Just give me insulin…Please!  I have given up so many foods in order to control my glucose.  Most of the time this fact doesn’t bother me at all, but I occasionally get pouty and wish that I could just eat whatever I wanted.  I’m aware of the fact that, should I be able to eat whatever I wanted, I would now be making smart choices and not just eating junk.  I don’t really want junk any more, at least not very often.  But dammit, it would be nice to eat a couple of enchiladas once in a while.  How about oatmeal for breakfast?  Some strawberries would be nice. Is it unreasonable to desire a normal restaurant meal?  Why can’t I share a pizza with friends?  Because I can’t.  I’m one of those diabetics who can’t just eat anything.  I can’t.  I found myself thinking this past week that if I could just have some insulin I could eat more normally.  I even considered totally wrecking my glucose for a couple of weeks by eating a healthy diet with more carbs in it just so I could show my doctor what I’m talking about.  Sigh.

I’m fully aware that the grass can seem much greener wherever we aren’t.  I know that insulin use brings with it a whole other group of issues, including fear of lows, which I don’t deal with now.  But sometimes I just want to feel more normal, you know?  Is that too much to ask?

Tuesday, June 11, 2013

It’s not neglect: A Disclosure


I’ve been busy!  It feels as if I’ve been neglecting my blog, and I guess I have.  It’s not for lack of things to say or ideas to convey, it’s more that I’ve been focusing on other writing.  I have found other ways to advocate.

I thought it was time to explain where I’ve been, since I’ve obviously not been here.  I am pleased to tell you that I’ve started a couple of part-time “jobs” that I’m quite honored to be doing.  
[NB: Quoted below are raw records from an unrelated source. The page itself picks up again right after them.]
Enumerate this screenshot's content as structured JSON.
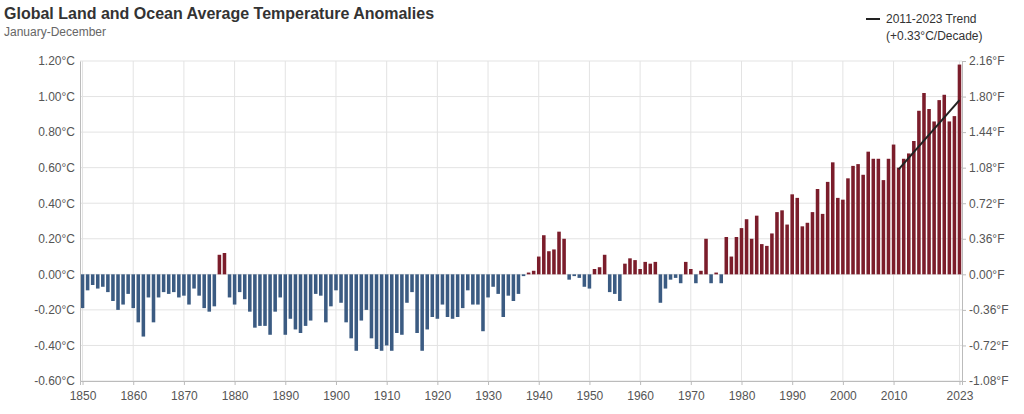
{
  "chart_data": {
    "type": "bar",
    "title": "Global Land and Ocean Average Temperature Anomalies",
    "subtitle": "January-December",
    "annotations": [
      "(+0.33°C/Decade)"
    ],
    "x": [
      1850,
      1851,
      1852,
      1853,
      1854,
      1855,
      1856,
      1857,
      1858,
      1859,
      1860,
      1861,
      1862,
      1863,
      1864,
      1865,
      1866,
      1867,
      1868,
      1869,
      1870,
      1871,
      1872,
      1873,
      1874,
      1875,
      1876,
      1877,
      1878,
      1879,
      1880,
      1881,
      1882,
      1883,
      1884,
      1885,
      1886,
      1887,
      1888,
      1889,
      1890,
      1891,
      1892,
      1893,
      1894,
      1895,
      1896,
      1897,
      1898,
      1899,
      1900,
      1901,
      1902,
      1903,
      1904,
      1905,
      1906,
      1907,
      1908,
      1909,
      1910,
      1911,
      1912,
      1913,
      1914,
      1915,
      1916,
      1917,
      1918,
      1919,
      1920,
      1921,
      1922,
      1923,
      1924,
      1925,
      1926,
      1927,
      1928,
      1929,
      1930,
      1931,
      1932,
      1933,
      1934,
      1935,
      1936,
      1937,
      1938,
      1939,
      1940,
      1941,
      1942,
      1943,
      1944,
      1945,
      1946,
      1947,
      1948,
      1949,
      1950,
      1951,
      1952,
      1953,
      1954,
      1955,
      1956,
      1957,
      1958,
      1959,
      1960,
      1961,
      1962,
      1963,
      1964,
      1965,
      1966,
      1967,
      1968,
      1969,
      1970,
      1971,
      1972,
      1973,
      1974,
      1975,
      1976,
      1977,
      1978,
      1979,
      1980,
      1981,
      1982,
      1983,
      1984,
      1985,
      1986,
      1987,
      1988,
      1989,
      1990,
      1991,
      1992,
      1993,
      1994,
      1995,
      1996,
      1997,
      1998,
      1999,
      2000,
      2001,
      2002,
      2003,
      2004,
      2005,
      2006,
      2007,
      2008,
      2009,
      2010,
      2011,
      2012,
      2013,
      2014,
      2015,
      2016,
      2017,
      2018,
      2019,
      2020,
      2021,
      2022,
      2023
    ],
    "series": [
      {
        "type": "bar",
        "values": [
          -0.19,
          -0.09,
          -0.06,
          -0.08,
          -0.07,
          -0.1,
          -0.15,
          -0.2,
          -0.17,
          -0.11,
          -0.19,
          -0.27,
          -0.35,
          -0.13,
          -0.27,
          -0.13,
          -0.1,
          -0.11,
          -0.1,
          -0.13,
          -0.12,
          -0.17,
          -0.08,
          -0.12,
          -0.19,
          -0.21,
          -0.18,
          0.11,
          0.12,
          -0.13,
          -0.17,
          -0.1,
          -0.14,
          -0.21,
          -0.3,
          -0.29,
          -0.29,
          -0.34,
          -0.21,
          -0.13,
          -0.34,
          -0.25,
          -0.31,
          -0.33,
          -0.29,
          -0.26,
          -0.11,
          -0.12,
          -0.27,
          -0.18,
          -0.09,
          -0.16,
          -0.27,
          -0.36,
          -0.43,
          -0.26,
          -0.2,
          -0.36,
          -0.42,
          -0.43,
          -0.4,
          -0.43,
          -0.33,
          -0.34,
          -0.16,
          -0.1,
          -0.33,
          -0.43,
          -0.31,
          -0.24,
          -0.25,
          -0.17,
          -0.24,
          -0.25,
          -0.24,
          -0.19,
          -0.09,
          -0.17,
          -0.17,
          -0.32,
          -0.13,
          -0.07,
          -0.11,
          -0.24,
          -0.12,
          -0.15,
          -0.11,
          -0.01,
          0.01,
          0.02,
          0.1,
          0.22,
          0.13,
          0.14,
          0.24,
          0.2,
          -0.03,
          -0.01,
          -0.02,
          -0.07,
          -0.08,
          0.03,
          0.04,
          0.11,
          -0.1,
          -0.11,
          -0.15,
          0.06,
          0.09,
          0.08,
          0.03,
          0.07,
          0.06,
          0.07,
          -0.16,
          -0.08,
          -0.03,
          -0.02,
          -0.05,
          0.07,
          0.03,
          -0.05,
          0.02,
          0.2,
          -0.05,
          0.01,
          -0.05,
          0.21,
          0.1,
          0.21,
          0.26,
          0.31,
          0.2,
          0.33,
          0.17,
          0.16,
          0.23,
          0.35,
          0.36,
          0.28,
          0.45,
          0.43,
          0.27,
          0.29,
          0.35,
          0.48,
          0.34,
          0.52,
          0.63,
          0.43,
          0.42,
          0.54,
          0.61,
          0.62,
          0.56,
          0.69,
          0.65,
          0.65,
          0.53,
          0.65,
          0.73,
          0.6,
          0.65,
          0.68,
          0.75,
          0.92,
          1.02,
          0.93,
          0.86,
          0.98,
          1.01,
          0.86,
          0.89,
          1.18
        ],
        "colors": [
          "#3b5b82",
          "#3b5b82",
          "#3b5b82",
          "#3b5b82",
          "#3b5b82",
          "#3b5b82",
          "#3b5b82",
          "#3b5b82",
          "#3b5b82",
          "#3b5b82",
          "#3b5b82",
          "#3b5b82",
          "#3b5b82",
          "#3b5b82",
          "#3b5b82",
          "#3b5b82",
          "#3b5b82",
          "#3b5b82",
          "#3b5b82",
          "#3b5b82",
          "#3b5b82",
          "#3b5b82",
          "#3b5b82",
          "#3b5b82",
          "#3b5b82",
          "#3b5b82",
          "#3b5b82",
          "#7b1d2b",
          "#7b1d2b",
          "#3b5b82",
          "#3b5b82",
          "#3b5b82",
          "#3b5b82",
          "#3b5b82",
          "#3b5b82",
          "#3b5b82",
          "#3b5b82",
          "#3b5b82",
          "#3b5b82",
          "#3b5b82",
          "#3b5b82",
          "#3b5b82",
          "#3b5b82",
          "#3b5b82",
          "#3b5b82",
          "#3b5b82",
          "#3b5b82",
          "#3b5b82",
          "#3b5b82",
          "#3b5b82",
          "#3b5b82",
          "#3b5b82",
          "#3b5b82",
          "#3b5b82",
          "#3b5b82",
          "#3b5b82",
          "#3b5b82",
          "#3b5b82",
          "#3b5b82",
          "#3b5b82",
          "#3b5b82",
          "#3b5b82",
          "#3b5b82",
          "#3b5b82",
          "#3b5b82",
          "#3b5b82",
          "#3b5b82",
          "#3b5b82",
          "#3b5b82",
          "#3b5b82",
          "#3b5b82",
          "#3b5b82",
          "#3b5b82",
          "#3b5b82",
          "#3b5b82",
          "#3b5b82",
          "#3b5b82",
          "#3b5b82",
          "#3b5b82",
          "#3b5b82",
          "#3b5b82",
          "#3b5b82",
          "#3b5b82",
          "#3b5b82",
          "#3b5b82",
          "#3b5b82",
          "#3b5b82",
          "#3b5b82",
          "#7b1d2b",
          "#7b1d2b",
          "#7b1d2b",
          "#7b1d2b",
          "#7b1d2b",
          "#7b1d2b",
          "#7b1d2b",
          "#7b1d2b",
          "#3b5b82",
          "#3b5b82",
          "#3b5b82",
          "#3b5b82",
          "#3b5b82",
          "#7b1d2b",
          "#7b1d2b",
          "#7b1d2b",
          "#3b5b82",
          "#3b5b82",
          "#3b5b82",
          "#7b1d2b",
          "#7b1d2b",
          "#7b1d2b",
          "#7b1d2b",
          "#7b1d2b",
          "#7b1d2b",
          "#7b1d2b",
          "#3b5b82",
          "#3b5b82",
          "#3b5b82",
          "#3b5b82",
          "#3b5b82",
          "#7b1d2b",
          "#7b1d2b",
          "#3b5b82",
          "#7b1d2b",
          "#7b1d2b",
          "#3b5b82",
          "#7b1d2b",
          "#3b5b82",
          "#7b1d2b",
          "#7b1d2b",
          "#7b1d2b",
          "#7b1d2b",
          "#7b1d2b",
          "#7b1d2b",
          "#7b1d2b",
          "#7b1d2b",
          "#7b1d2b",
          "#7b1d2b",
          "#7b1d2b",
          "#7b1d2b",
          "#7b1d2b",
          "#7b1d2b",
          "#7b1d2b",
          "#7b1d2b",
          "#7b1d2b",
          "#7b1d2b",
          "#7b1d2b",
          "#7b1d2b",
          "#7b1d2b",
          "#7b1d2b",
          "#7b1d2b",
          "#7b1d2b",
          "#7b1d2b",
          "#7b1d2b",
          "#7b1d2b",
          "#7b1d2b",
          "#7b1d2b",
          "#7b1d2b",
          "#7b1d2b",
          "#7b1d2b",
          "#7b1d2b",
          "#7b1d2b",
          "#7b1d2b",
          "#7b1d2b",
          "#7b1d2b",
          "#7b1d2b",
          "#7b1d2b",
          "#7b1d2b",
          "#7b1d2b",
          "#7b1d2b",
          "#7b1d2b",
          "#7b1d2b",
          "#7b1d2b",
          "#7b1d2b",
          "#7b1d2b"
        ]
      },
      {
        "type": "line",
        "name": "2011-2023 Trend",
        "color": "#222222",
        "x": [
          2011,
          2023
        ],
        "values": [
          0.59,
          0.98
        ]
      }
    ],
    "xlim": [
      1849.5,
      2023.5
    ],
    "xticks": [
      1850,
      1860,
      1870,
      1880,
      1890,
      1900,
      1910,
      1920,
      1930,
      1940,
      1950,
      1960,
      1970,
      1980,
      1990,
      2000,
      2010,
      2023
    ],
    "ylim": [
      -0.6,
      1.2
    ],
    "yticks": [
      {
        "value": -0.6,
        "label": "-0.60°C"
      },
      {
        "value": -0.4,
        "label": "-0.40°C"
      },
      {
        "value": -0.2,
        "label": "-0.20°C"
      },
      {
        "value": 0,
        "label": "0.00°C"
      },
      {
        "value": 0.2,
        "label": "0.20°C"
      },
      {
        "value": 0.4,
        "label": "0.40°C"
      },
      {
        "value": 0.6,
        "label": "0.60°C"
      },
      {
        "value": 0.8,
        "label": "0.80°C"
      },
      {
        "value": 1.0,
        "label": "1.00°C"
      },
      {
        "value": 1.2,
        "label": "1.20°C"
      }
    ],
    "y2lim": [
      -1.08,
      2.16
    ],
    "y2ticks": [
      {
        "value": -1.08,
        "label": "-1.08°F"
      },
      {
        "value": -0.72,
        "label": "-0.72°F"
      },
      {
        "value": -0.36,
        "label": "-0.36°F"
      },
      {
        "value": 0,
        "label": "0.00°F"
      },
      {
        "value": 0.36,
        "label": "0.36°F"
      },
      {
        "value": 0.72,
        "label": "0.72°F"
      },
      {
        "value": 1.08,
        "label": "1.08°F"
      },
      {
        "value": 1.44,
        "label": "1.44°F"
      },
      {
        "value": 1.8,
        "label": "1.80°F"
      },
      {
        "value": 2.16,
        "label": "2.16°F"
      }
    ],
    "grid": true,
    "legend": "top-right"
  }
}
First, I am a freelance writer for the website The DX, a non-branded diabetes website that is supported by Sanofi.  My work there is spotty but I’m jazzed to be writing “professionally”.

Second, I am curating articles for Diabetic Connect.  I seek out articles online that are either about diabetes (detecting neuropathy through sweat) or ones that could affect PWD (most Americans don’t get enough exercise).  I write a little blurb about the article and sometimes add a spin from the perspective of someone with diabetes.  This has really caused me to be more up-to-speed on what’s going on in the world in regards to diabetes research etc.
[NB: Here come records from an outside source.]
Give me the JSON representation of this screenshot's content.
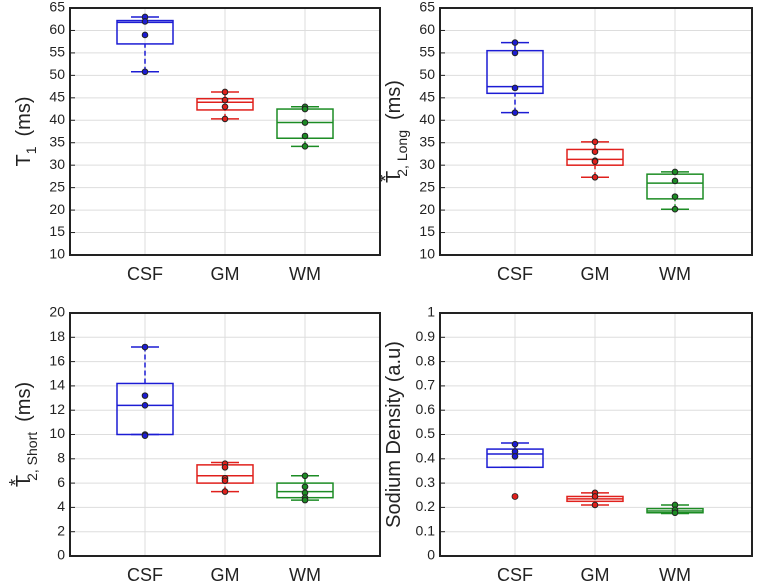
{
  "chart_data": [
    {
      "type": "box",
      "ylabel": {
        "main": "T",
        "sub": "1",
        "unit": "(ms)"
      },
      "categories": [
        "CSF",
        "GM",
        "WM"
      ],
      "colors": [
        "#1c1cd4",
        "#e0201c",
        "#1c8c24"
      ],
      "ylim": [
        10,
        65
      ],
      "yticks": [
        10,
        15,
        20,
        25,
        30,
        35,
        40,
        45,
        50,
        55,
        60,
        65
      ],
      "grid": true,
      "boxes": [
        {
          "whisker_low": 50.8,
          "q1": 57,
          "median": 61.8,
          "q3": 62.2,
          "whisker_high": 63,
          "points": [
            63,
            62,
            59,
            50.8
          ]
        },
        {
          "whisker_low": 40.3,
          "q1": 42.3,
          "median": 44,
          "q3": 44.8,
          "whisker_high": 46.3,
          "points": [
            46.3,
            44.5,
            43,
            40.3
          ]
        },
        {
          "whisker_low": 34.2,
          "q1": 36,
          "median": 39.5,
          "q3": 42.5,
          "whisker_high": 43,
          "points": [
            43,
            42.5,
            39.5,
            36.5,
            34.2
          ]
        }
      ]
    },
    {
      "type": "box",
      "ylabel": {
        "main": "T",
        "sup": "*",
        "sub": "2, Long",
        "unit": "(ms)"
      },
      "categories": [
        "CSF",
        "GM",
        "WM"
      ],
      "colors": [
        "#1c1cd4",
        "#e0201c",
        "#1c8c24"
      ],
      "ylim": [
        10,
        65
      ],
      "yticks": [
        10,
        15,
        20,
        25,
        30,
        35,
        40,
        45,
        50,
        55,
        60,
        65
      ],
      "grid": true,
      "boxes": [
        {
          "whisker_low": 41.7,
          "q1": 46,
          "median": 47.5,
          "q3": 55.5,
          "whisker_high": 57.3,
          "points": [
            57.3,
            55,
            47.2,
            41.7
          ]
        },
        {
          "whisker_low": 27.3,
          "q1": 30,
          "median": 31.3,
          "q3": 33.5,
          "whisker_high": 35.2,
          "points": [
            35.2,
            33,
            31,
            30.8,
            27.3
          ]
        },
        {
          "whisker_low": 20.2,
          "q1": 22.5,
          "median": 26,
          "q3": 28,
          "whisker_high": 28.5,
          "points": [
            28.5,
            26.5,
            23,
            20.2
          ]
        }
      ]
    },
    {
      "type": "box",
      "ylabel": {
        "main": "T",
        "sup": "*",
        "sub": "2, Short",
        "unit": "(ms)"
      },
      "categories": [
        "CSF",
        "GM",
        "WM"
      ],
      "colors": [
        "#1c1cd4",
        "#e0201c",
        "#1c8c24"
      ],
      "ylim": [
        0,
        20
      ],
      "yticks": [
        0,
        2,
        4,
        6,
        8,
        10,
        12,
        14,
        16,
        18,
        20
      ],
      "grid": true,
      "boxes": [
        {
          "whisker_low": 10,
          "q1": 10,
          "median": 12.4,
          "q3": 14.2,
          "whisker_high": 17.2,
          "points": [
            17.2,
            13.2,
            12.4,
            10,
            9.9
          ]
        },
        {
          "whisker_low": 5.3,
          "q1": 6,
          "median": 6.6,
          "q3": 7.5,
          "whisker_high": 7.7,
          "points": [
            7.6,
            7.3,
            6.4,
            6.2,
            5.3
          ]
        },
        {
          "whisker_low": 4.6,
          "q1": 4.8,
          "median": 5.3,
          "q3": 6,
          "whisker_high": 6.6,
          "points": [
            6.6,
            5.7,
            5.2,
            4.8,
            4.6
          ]
        }
      ]
    },
    {
      "type": "box",
      "ylabel": {
        "main": "Sodium Density (a.u)"
      },
      "categories": [
        "CSF",
        "GM",
        "WM"
      ],
      "colors": [
        "#1c1cd4",
        "#e0201c",
        "#1c8c24"
      ],
      "ylim": [
        0,
        1
      ],
      "yticks": [
        0,
        0.1,
        0.2,
        0.3,
        0.4,
        0.5,
        0.6,
        0.7,
        0.8,
        0.9,
        1
      ],
      "grid": true,
      "boxes": [
        {
          "whisker_low": 0.365,
          "q1": 0.365,
          "median": 0.42,
          "q3": 0.44,
          "whisker_high": 0.465,
          "points": [
            0.46,
            0.43,
            0.41
          ],
          "outliers": [
            0.245
          ]
        },
        {
          "whisker_low": 0.21,
          "q1": 0.225,
          "median": 0.235,
          "q3": 0.245,
          "whisker_high": 0.26,
          "points": [
            0.26,
            0.245,
            0.21
          ]
        },
        {
          "whisker_low": 0.175,
          "q1": 0.178,
          "median": 0.185,
          "q3": 0.195,
          "whisker_high": 0.21,
          "points": [
            0.21,
            0.19,
            0.178
          ]
        }
      ]
    }
  ]
}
I’ve always enjoyed writing and getting the opportunity to do it, and get paid something, is amazing!  Woo hoo!  As much as I’m enjoying these new avenues I do miss writing for my blog and I hope to get back to writing here more often.  I don’t want to lose my readers.  Do I have readers?  Hello….is anyone there?

I want to make it clear that, even though someone is paying me now and then to write about diabetes, those companies have NO control over what I say here.  This is my blog and these are my thoughts.  Period!

I hope you’re all doing well with your diabetes control and that life is sweet (without high blood sugars).